ASPIKOM CARE 2026 Bangkitkan Semangat Anak Penyintas Banjir Padang

Padang – ASPIKOM menggelar penguatan karakter dan trauma healing untuk siswa SD Bustanul Ulum Semen Padang di Batu Busuk, Kecamatan Pauh, Kota Padang, Kamis (23/7/2026), guna membantu pemulihan psikologis anak-anak yang terdampak banjir bandang pada akhir November 2025.

Kegiatan bertajuk ASPIKOM CARE 2026 itu melibatkan akademisi dari Universitas Andalas, Universitas Negeri Padang, Universitas Islam Negeri Imam Bonjol Padang, dan Politeknik Negeri Padang.

Sejumlah akademisi dari perguruan tinggi di Malaysia, Kanada, Singapura, dan Thailand juga ikut ambil bagian.

Kedatangan rombongan ASPIKOM disambut hangat oleh para guru dan ratusan siswa SD Bustanul Ulum Semen Padang.

Sebagai bentuk penghormatan sekaligus perkenalan budaya Minangkabau, para siswa menampilkan randai di hadapan para tamu.

Pertunjukan itu mendapat sambutan meriah, terutama dari peserta yang datang dari luar negeri.

Kepala SD Bustanul Ulum Semen Padang, Eli Martinda, S.Pd., mengatakan kunjungan tersebut membawa kebahagiaan dan semangat baru bagi para siswa.

Ia menyebut sebagian anak masih menyimpan trauma setelah banjir bandang merusak dan menghanyutkan rumah warga.

“Alhamdulillah, kami sangat senang sekolah ini dikunjungi para dosen Ilmu Komunikasi dari berbagai perguruan tinggi, termasuk dari luar negeri.

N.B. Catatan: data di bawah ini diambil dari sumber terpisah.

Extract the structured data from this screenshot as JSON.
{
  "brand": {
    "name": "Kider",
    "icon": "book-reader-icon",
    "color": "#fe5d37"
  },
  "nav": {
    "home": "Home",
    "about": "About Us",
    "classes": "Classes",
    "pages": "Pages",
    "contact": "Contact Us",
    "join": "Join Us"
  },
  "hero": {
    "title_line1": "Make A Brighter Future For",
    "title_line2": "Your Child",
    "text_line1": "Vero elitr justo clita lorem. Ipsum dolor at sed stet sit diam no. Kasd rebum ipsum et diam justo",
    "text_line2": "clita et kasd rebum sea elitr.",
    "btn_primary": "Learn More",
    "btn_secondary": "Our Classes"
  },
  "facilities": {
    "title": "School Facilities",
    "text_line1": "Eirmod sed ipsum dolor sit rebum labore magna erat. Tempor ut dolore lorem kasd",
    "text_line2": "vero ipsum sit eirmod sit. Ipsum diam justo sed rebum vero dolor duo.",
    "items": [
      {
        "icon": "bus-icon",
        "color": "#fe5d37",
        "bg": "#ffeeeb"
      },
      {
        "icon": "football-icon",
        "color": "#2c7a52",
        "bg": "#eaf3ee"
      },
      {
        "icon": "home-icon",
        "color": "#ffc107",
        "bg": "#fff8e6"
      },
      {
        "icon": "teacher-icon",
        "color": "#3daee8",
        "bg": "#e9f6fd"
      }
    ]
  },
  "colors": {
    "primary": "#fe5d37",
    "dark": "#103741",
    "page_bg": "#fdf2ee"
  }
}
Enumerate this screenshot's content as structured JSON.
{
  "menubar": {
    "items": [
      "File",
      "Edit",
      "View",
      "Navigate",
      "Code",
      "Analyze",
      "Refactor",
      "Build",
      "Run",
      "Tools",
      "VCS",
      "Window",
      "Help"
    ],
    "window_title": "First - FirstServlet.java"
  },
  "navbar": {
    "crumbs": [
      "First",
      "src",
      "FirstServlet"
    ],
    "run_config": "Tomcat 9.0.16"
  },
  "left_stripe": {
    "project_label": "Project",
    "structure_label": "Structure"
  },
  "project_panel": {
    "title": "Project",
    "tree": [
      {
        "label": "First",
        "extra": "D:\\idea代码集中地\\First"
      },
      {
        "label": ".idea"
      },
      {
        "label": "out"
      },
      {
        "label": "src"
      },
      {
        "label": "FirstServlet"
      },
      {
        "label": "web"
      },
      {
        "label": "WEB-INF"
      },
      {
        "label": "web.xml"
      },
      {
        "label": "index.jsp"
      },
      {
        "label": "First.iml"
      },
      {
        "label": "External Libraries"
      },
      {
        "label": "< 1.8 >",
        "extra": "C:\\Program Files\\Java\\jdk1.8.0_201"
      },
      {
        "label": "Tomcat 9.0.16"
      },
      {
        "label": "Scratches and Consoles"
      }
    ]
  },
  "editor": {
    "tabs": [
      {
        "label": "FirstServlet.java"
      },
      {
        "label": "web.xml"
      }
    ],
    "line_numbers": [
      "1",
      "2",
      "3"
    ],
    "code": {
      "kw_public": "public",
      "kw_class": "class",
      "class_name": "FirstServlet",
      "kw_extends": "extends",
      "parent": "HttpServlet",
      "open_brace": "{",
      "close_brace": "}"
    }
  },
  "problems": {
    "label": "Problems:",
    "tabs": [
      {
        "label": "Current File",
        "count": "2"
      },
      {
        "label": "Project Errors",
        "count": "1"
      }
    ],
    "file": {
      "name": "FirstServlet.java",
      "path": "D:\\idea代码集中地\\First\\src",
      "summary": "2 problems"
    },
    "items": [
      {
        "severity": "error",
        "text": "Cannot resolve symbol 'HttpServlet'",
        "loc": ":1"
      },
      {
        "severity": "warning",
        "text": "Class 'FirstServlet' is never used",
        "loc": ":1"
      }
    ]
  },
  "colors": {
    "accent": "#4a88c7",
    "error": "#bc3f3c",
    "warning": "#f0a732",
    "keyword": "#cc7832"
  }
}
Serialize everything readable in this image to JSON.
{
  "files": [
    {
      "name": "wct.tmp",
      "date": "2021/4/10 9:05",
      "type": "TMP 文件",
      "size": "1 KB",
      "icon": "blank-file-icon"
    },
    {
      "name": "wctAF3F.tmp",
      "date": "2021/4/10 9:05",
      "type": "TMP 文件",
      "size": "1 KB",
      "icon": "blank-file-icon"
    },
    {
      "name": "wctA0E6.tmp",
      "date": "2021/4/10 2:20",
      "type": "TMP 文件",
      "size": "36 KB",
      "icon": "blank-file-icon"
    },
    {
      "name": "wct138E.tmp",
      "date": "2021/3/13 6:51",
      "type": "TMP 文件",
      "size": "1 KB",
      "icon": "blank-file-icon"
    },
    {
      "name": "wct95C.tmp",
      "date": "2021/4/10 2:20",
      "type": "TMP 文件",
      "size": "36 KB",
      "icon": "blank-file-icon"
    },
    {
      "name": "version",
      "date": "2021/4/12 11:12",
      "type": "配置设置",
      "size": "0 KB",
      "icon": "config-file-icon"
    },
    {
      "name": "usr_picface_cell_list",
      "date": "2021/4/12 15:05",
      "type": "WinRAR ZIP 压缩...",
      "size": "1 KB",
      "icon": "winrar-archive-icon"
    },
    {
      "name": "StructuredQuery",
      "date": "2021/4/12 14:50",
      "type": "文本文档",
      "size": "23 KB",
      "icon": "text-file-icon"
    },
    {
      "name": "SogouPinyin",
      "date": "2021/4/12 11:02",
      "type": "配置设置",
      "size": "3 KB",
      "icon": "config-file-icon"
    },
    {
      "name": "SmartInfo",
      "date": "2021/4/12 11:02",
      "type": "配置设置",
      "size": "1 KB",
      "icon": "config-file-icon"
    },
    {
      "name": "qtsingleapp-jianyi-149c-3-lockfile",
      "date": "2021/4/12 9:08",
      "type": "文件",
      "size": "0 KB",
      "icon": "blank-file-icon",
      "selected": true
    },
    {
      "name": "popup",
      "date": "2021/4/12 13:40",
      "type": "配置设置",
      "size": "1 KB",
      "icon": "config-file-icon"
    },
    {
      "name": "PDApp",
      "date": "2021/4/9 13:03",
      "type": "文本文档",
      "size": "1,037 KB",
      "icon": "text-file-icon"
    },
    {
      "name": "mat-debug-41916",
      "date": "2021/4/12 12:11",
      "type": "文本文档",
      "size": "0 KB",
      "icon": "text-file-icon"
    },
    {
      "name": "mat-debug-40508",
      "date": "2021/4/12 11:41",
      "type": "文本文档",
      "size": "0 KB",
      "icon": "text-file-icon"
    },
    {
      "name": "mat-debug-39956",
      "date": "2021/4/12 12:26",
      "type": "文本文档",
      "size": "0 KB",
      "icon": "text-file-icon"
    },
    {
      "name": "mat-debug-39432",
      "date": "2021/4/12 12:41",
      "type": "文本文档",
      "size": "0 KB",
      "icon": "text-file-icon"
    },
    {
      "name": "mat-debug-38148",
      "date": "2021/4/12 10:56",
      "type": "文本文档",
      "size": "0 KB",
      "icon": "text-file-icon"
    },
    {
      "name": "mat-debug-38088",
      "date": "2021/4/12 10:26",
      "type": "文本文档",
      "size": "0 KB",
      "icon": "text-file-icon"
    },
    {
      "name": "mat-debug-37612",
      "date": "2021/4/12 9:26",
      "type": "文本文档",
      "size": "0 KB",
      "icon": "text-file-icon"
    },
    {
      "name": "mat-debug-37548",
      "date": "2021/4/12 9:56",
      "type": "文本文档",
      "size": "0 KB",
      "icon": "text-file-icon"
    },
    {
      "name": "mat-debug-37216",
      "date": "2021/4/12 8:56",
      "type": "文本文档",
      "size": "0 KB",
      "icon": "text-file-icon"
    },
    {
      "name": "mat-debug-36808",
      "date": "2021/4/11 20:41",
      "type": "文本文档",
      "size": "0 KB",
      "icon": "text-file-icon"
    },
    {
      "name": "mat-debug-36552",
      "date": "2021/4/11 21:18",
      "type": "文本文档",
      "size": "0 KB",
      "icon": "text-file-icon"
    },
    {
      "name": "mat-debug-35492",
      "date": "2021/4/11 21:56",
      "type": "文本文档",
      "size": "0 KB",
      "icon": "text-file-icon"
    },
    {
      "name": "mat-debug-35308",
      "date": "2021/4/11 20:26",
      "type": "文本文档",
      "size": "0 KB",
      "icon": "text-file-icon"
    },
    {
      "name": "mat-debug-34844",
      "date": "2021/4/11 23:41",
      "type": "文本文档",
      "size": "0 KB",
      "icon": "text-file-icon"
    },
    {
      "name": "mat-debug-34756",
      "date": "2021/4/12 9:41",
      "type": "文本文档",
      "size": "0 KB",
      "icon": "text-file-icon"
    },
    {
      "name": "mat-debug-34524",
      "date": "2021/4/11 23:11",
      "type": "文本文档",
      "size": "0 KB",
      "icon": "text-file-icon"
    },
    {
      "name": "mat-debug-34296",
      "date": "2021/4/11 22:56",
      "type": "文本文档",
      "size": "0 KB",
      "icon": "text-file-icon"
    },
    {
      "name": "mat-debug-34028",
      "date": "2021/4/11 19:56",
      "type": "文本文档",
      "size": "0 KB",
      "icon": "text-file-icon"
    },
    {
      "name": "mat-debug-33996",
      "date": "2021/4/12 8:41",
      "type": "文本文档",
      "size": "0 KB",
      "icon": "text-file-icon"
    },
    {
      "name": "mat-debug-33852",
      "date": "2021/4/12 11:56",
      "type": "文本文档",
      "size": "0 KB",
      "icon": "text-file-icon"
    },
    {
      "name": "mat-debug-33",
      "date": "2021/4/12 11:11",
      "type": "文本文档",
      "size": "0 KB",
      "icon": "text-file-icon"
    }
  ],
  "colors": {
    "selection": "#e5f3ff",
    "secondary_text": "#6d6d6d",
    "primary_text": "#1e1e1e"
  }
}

Berbagai kegiatan trauma healing yang dilaksanakan sangat menghibur anak-anak kami,” ujarnya.

Dalam kegiatan itu, ASPIKOM menghadirkan lima aktivitas edukatif dan interaktif.

Salah satunya Communication Games yang berisi permainan pemecah suasana, pesan berantai, dan tebak ekspresi untuk melatih komunikasi serta kerja sama dalam suasana menyenangkan.

Acara berikutnya bertajuk Aku Berani Bicara.

Pada sesi ini, siswa diminta memperkenalkan diri, menceritakan pengalaman, dan menyampaikan cita-cita mereka.

Setiap keberanian siswa diberi apresiasi berupa stiker bintang untuk menumbuhkan rasa percaya diri dan kemampuan berbicara di depan orang lain.

Kegiatan Pohon Harapan mengajak siswa menuliskan harapan dan pesan positif untuk diri sendiri serta kampung halaman mereka.

Tulisan itu lalu ditempelkan pada pohon harapan.

Melalui Batu Busuk Impianku, para siswa menggambar dan mewarnai gambaran kampung yang mereka impikan.

Hasil karya tersebut kemudian dipamerkan dalam pameran sederhana.

Adapun penutup kegiatan bertajuk Budaya Kita, Dunia Kita.

Para siswa diajak menari, menyanyikan lagu, serta mengenal salam dan kebudayaan dari berbagai daerah dan negara.

“Penampilan randai menjadi salah satu bagian dari kegiatan tersebut,” kata Eli.

Ia menjelaskan trauma healing penting diberikan karena sebagian siswa masih mengalami tekanan psikologis setelah kehilangan rumah dan harta benda akibat banjir bandang.

“Banyak rumah masyarakat yang hanyut. Bahkan, hampir separuh rumah murid kami terdampak. Karena itu, kami bersyukur dengan adanya kegiatan ini. Anak-anak terlihat ceria dan bahagia selama mengikuti kegiatan,” tuturnya.

Menurut Eli, dampak bencana masih kerap terlihat dalam proses belajar mengajar.

Sejumlah siswa disebut masih termenung karena kehilangan rumah dan belum mendapat kepastian tempat tinggal tetap.

“Kegiatan trauma healing ini membuat mereka kembali ceria dan lebih bersemangat melanjutkan pendidikan di SD Bustanul Ulum Semen Padang,” katanya.

SD Bustanul Ulum Semen Padang merupakan salah satu sekolah binaan PT Semen Padang melalui program Tanggung Jawab Sosial dan Lingkungan (TJSL) perusahaan.

Sekolah di kawasan Batu Busuk itu ikut merasakan dampak sosial dan psikologis setelah banjir bandang melanda wilayah tersebut.

Kunjungan ASPIKOM CARE 2026 ke sekolah yang berada tepat di depan PLTA Kuranji milik PT Semen Padang itu juga menjadi bagian dari upaya membuka ruang kolaborasi dengan perguruan tinggi dalam dan luar negeri untuk mendukung pendidikan dan perkembangan karakter siswa.